Depuis que la lettre circule, les parquets fédéraux, en réaction aux remises en cause, ont imposé un sursis temporaire à l’ordonnance exécutoire pour des raisons constitutionnelles.

Une version révisée du décret pourrait être émise cette semaine, selon Associated Press. Selon AP, la nouvelle version se focalisera toujours sur ces sept mêmes pays mais n’interdira l’entrée qu’à ceux qui ne détiennent pas de visa et qui ne sont jamais venus aux États-Unis.
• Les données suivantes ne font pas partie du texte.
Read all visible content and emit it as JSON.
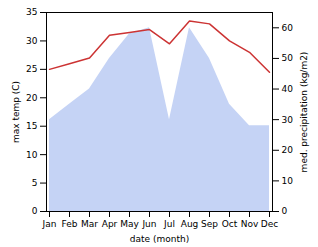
{
  "chart_data": {
    "type": "line",
    "categories": [
      "Jan",
      "Feb",
      "Mar",
      "Apr",
      "May",
      "Jun",
      "Jul",
      "Aug",
      "Sep",
      "Oct",
      "Nov",
      "Dec"
    ],
    "xlabel": "date (month)",
    "ylabel": "max temp (C)",
    "y2label": "med. precipitation (kg/m2)",
    "series": [
      {
        "type": "area",
        "axis": "y2",
        "color": "#c5d3f5",
        "values": [
          30,
          35,
          40,
          50,
          58,
          60,
          30,
          60,
          50,
          35,
          28,
          28
        ]
      },
      {
        "type": "line",
        "color": "#cc3333",
        "values": [
          25,
          26,
          27,
          31,
          31.5,
          32,
          29.5,
          33.5,
          33,
          30,
          28,
          24.5
        ]
      }
    ],
    "ylim": [
      0,
      35
    ],
    "yticks": [
      0,
      5,
      10,
      15,
      20,
      25,
      30,
      35
    ],
    "y2lim": [
      0,
      65
    ],
    "y2ticks": [
      0,
      10,
      20,
      30,
      40,
      50,
      60
    ],
    "grid": false
  }
}
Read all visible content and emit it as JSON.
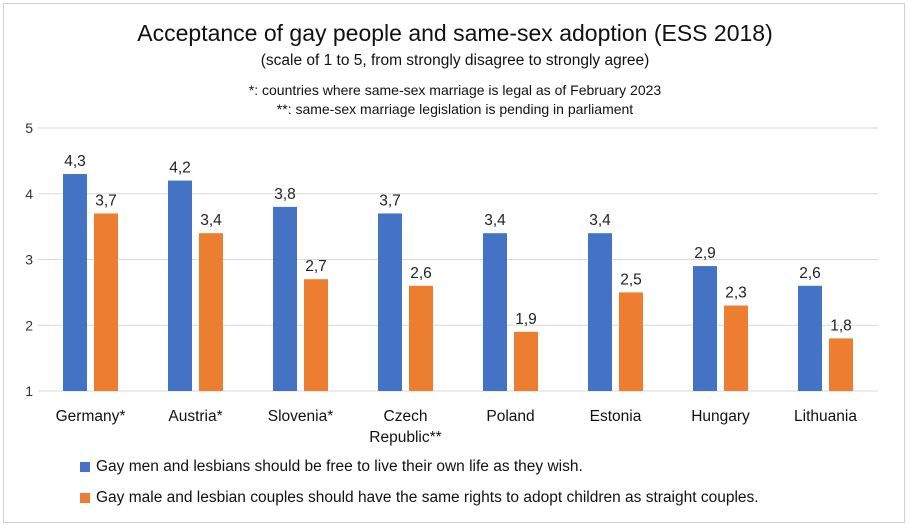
{
  "chart_data": {
    "type": "bar",
    "title": "Acceptance of gay people and same-sex adoption (ESS 2018)",
    "subtitle": "(scale of 1 to 5, from strongly disagree to strongly agree)",
    "notes": [
      "*: countries where same-sex marriage is legal as of February 2023",
      "**: same-sex marriage legislation is pending in parliament"
    ],
    "categories": [
      [
        "Germany*"
      ],
      [
        "Austria*"
      ],
      [
        "Slovenia*"
      ],
      [
        "Czech",
        "Republic**"
      ],
      [
        "Poland"
      ],
      [
        "Estonia"
      ],
      [
        "Hungary"
      ],
      [
        "Lithuania"
      ]
    ],
    "series": [
      {
        "name": "Gay men and lesbians should be free to live their own life as they wish.",
        "color": "#4472C4",
        "values": [
          4.3,
          4.2,
          3.8,
          3.7,
          3.4,
          3.4,
          2.9,
          2.6
        ],
        "labels": [
          "4,3",
          "4,2",
          "3,8",
          "3,7",
          "3,4",
          "3,4",
          "2,9",
          "2,6"
        ]
      },
      {
        "name": "Gay male and lesbian couples should have the same rights to adopt children as straight couples.",
        "color": "#ED7D31",
        "values": [
          3.7,
          3.4,
          2.7,
          2.6,
          1.9,
          2.5,
          2.3,
          1.8
        ],
        "labels": [
          "3,7",
          "3,4",
          "2,7",
          "2,6",
          "1,9",
          "2,5",
          "2,3",
          "1,8"
        ]
      }
    ],
    "ylim": [
      1,
      5
    ],
    "yticks": [
      "1",
      "2",
      "3",
      "4",
      "5"
    ],
    "grid": true,
    "legend_position": "bottom"
  }
}
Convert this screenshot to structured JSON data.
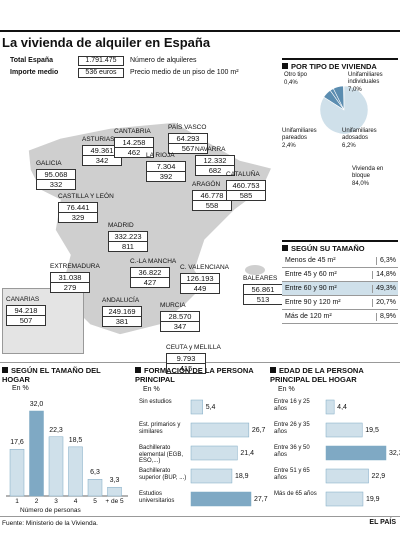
{
  "title": "La vivienda de alquiler en España",
  "summary": [
    {
      "label": "Total España",
      "value": "1.791.475",
      "note": "Número de alquileres"
    },
    {
      "label": "Importe medio",
      "value": "536 euros",
      "note": "Precio medio de un piso de 100 m²"
    }
  ],
  "regions": [
    {
      "name": "GALICIA",
      "count": "95.068",
      "price": "332"
    },
    {
      "name": "ASTURIAS",
      "count": "49.361",
      "price": "342"
    },
    {
      "name": "CANTABRIA",
      "count": "14.258",
      "price": "462"
    },
    {
      "name": "PAÍS VASCO",
      "count": "64.293",
      "price": "567"
    },
    {
      "name": "NAVARRA",
      "count": "12.332",
      "price": "682"
    },
    {
      "name": "LA RIOJA",
      "count": "7.304",
      "price": "392"
    },
    {
      "name": "CASTILLA Y LEÓN",
      "count": "76.441",
      "price": "329"
    },
    {
      "name": "ARAGÓN",
      "count": "46.778",
      "price": "558"
    },
    {
      "name": "CATALUÑA",
      "count": "460.753",
      "price": "585"
    },
    {
      "name": "MADRID",
      "count": "332.223",
      "price": "811"
    },
    {
      "name": "EXTREMADURA",
      "count": "31.038",
      "price": "279"
    },
    {
      "name": "C.-LA MANCHA",
      "count": "36.822",
      "price": "427"
    },
    {
      "name": "C. VALENCIANA",
      "count": "126.193",
      "price": "449"
    },
    {
      "name": "BALEARES",
      "count": "56.861",
      "price": "513"
    },
    {
      "name": "ANDALUCÍA",
      "count": "249.169",
      "price": "381"
    },
    {
      "name": "MURCIA",
      "count": "28.570",
      "price": "347"
    },
    {
      "name": "CANARIAS",
      "count": "94.218",
      "price": "507"
    },
    {
      "name": "CEUTA y MELILLA",
      "count": "9.793",
      "price": "415"
    }
  ],
  "size_table": {
    "title": "SEGÚN SU TAMAÑO",
    "highlight": 2,
    "rows": [
      [
        "Menos de 45 m²",
        "6,3%"
      ],
      [
        "Entre 45 y 60 m²",
        "14,8%"
      ],
      [
        "Entre 60 y 90 m²",
        "49,3%"
      ],
      [
        "Entre 90 y 120 m²",
        "20,7%"
      ],
      [
        "Más de 120 m²",
        "8,9%"
      ]
    ]
  },
  "chart_data": [
    {
      "type": "pie",
      "title": "POR TIPO DE VIVIENDA",
      "categories": [
        "Otro tipo",
        "Unifamiliares individuales",
        "Unifamiliares pareados",
        "Unifamiliares adosados",
        "Vivienda en bloque"
      ],
      "values": [
        0.4,
        7.0,
        2.4,
        6.2,
        84.0
      ],
      "value_labels": [
        "0,4%",
        "7,0%",
        "2,4%",
        "6,2%",
        "84,0%"
      ],
      "colors": [
        "#5b8db0",
        "#5b8db0",
        "#5b8db0",
        "#5b8db0",
        "#cfe0ea"
      ]
    },
    {
      "type": "bar",
      "title": "SEGÚN EL TAMAÑO DEL HOGAR",
      "subtitle": "En %",
      "x_label": "Número de personas",
      "categories": [
        "1",
        "2",
        "3",
        "4",
        "5",
        "+ de 5"
      ],
      "values": [
        17.6,
        32.0,
        22.3,
        18.5,
        6.3,
        3.3
      ],
      "value_labels": [
        "17,6",
        "32,0",
        "22,3",
        "18,5",
        "6,3",
        "3,3"
      ],
      "colors": [
        "#cfe0ea",
        "#7fa9c4",
        "#cfe0ea",
        "#cfe0ea",
        "#cfe0ea",
        "#cfe0ea"
      ]
    },
    {
      "type": "hbar",
      "title": "FORMACIÓN DE LA PERSONA PRINCIPAL",
      "subtitle": "En %",
      "categories": [
        "Sin estudios",
        "Est. primarios y similares",
        "Bachillerato elemental (EGB, ESO,...)",
        "Bachillerato superior (BUP, ...)",
        "Estudios universitarios"
      ],
      "values": [
        5.4,
        26.7,
        21.4,
        18.9,
        27.7
      ],
      "value_labels": [
        "5,4",
        "26,7",
        "21,4",
        "18,9",
        "27,7"
      ],
      "colors": [
        "#cfe0ea",
        "#cfe0ea",
        "#cfe0ea",
        "#cfe0ea",
        "#7fa9c4"
      ]
    },
    {
      "type": "hbar",
      "title": "EDAD DE LA PERSONA PRINCIPAL DEL HOGAR",
      "subtitle": "En %",
      "categories": [
        "Entre 16 y 25 años",
        "Entre 26 y 35 años",
        "Entre 36 y 50 años",
        "Entre 51 y 65 años",
        "Más de 65 años"
      ],
      "values": [
        4.4,
        19.5,
        32.3,
        22.9,
        19.9
      ],
      "value_labels": [
        "4,4",
        "19,5",
        "32,3",
        "22,9",
        "19,9"
      ],
      "colors": [
        "#cfe0ea",
        "#cfe0ea",
        "#7fa9c4",
        "#cfe0ea",
        "#cfe0ea"
      ]
    }
  ],
  "source": "Fuente: Ministerio de la Vivienda.",
  "brand": "EL PAÍS"
}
Trump a déclaré que ce décret anti-réfugiés, supposé être temporaire, était nécessaire pour mettre en place des procédures de « contrôle extrême » pour empêcher les terroristes d’entrer dans le pays.

En s’opposant au décret anti-réfugiés, les anciens élèves et enseignants de Firsch font référence à l’expérience de leurs famille et à celle de la famille Kushner, en tant qu’immigrants et réfugiés. Les grands-parents de Kushner étaient des survivants de la Shoah qui sont arrivés aux États-Unis après avoir passé trois ans dans un camp pour personnes déplacées en Italie.

« Comme vous, nous sommes des enfants, petits-enfants et arrière-petits-enfants de ceux qui ont fui vers ce pays quand leurs patries leur auraient assurer une mort certaine, et, comme pour vos grands-parents, certains de leurs proches n’ont pas pu atteindre nos côtes et ont péri durant la Shoah. Le souvenir du St Louis résonne encore dans nos esprits quand nous voyons des réfugiés, qui ont fui les pays les plus ravagés par la guerre, se voir refuser l’entrée dans notre pays », poursuit la lettre.

La lettre évoque également l’injonction de la Torah faite aux Juifs, « d’aimer et d’accueillir les étrangers, car nous étions aussi étrangers en Égypte ».

« Nous vous prions, en tant que juif et en tant qu’ancien d’une institution qui vous a inculqué des valeurs juives, de faire usage de votre influence et de l’accès aux annales du pouvoir pour vous assurer que d’autres ne subissent pas ce que des millions de nos coreligionnaires ont subi. Nous vous demandons de vous assurer qu’ils aient la chance qu’ont eu nos grand-parents de réussir et de prospérer en Amérique », conclut la lettre.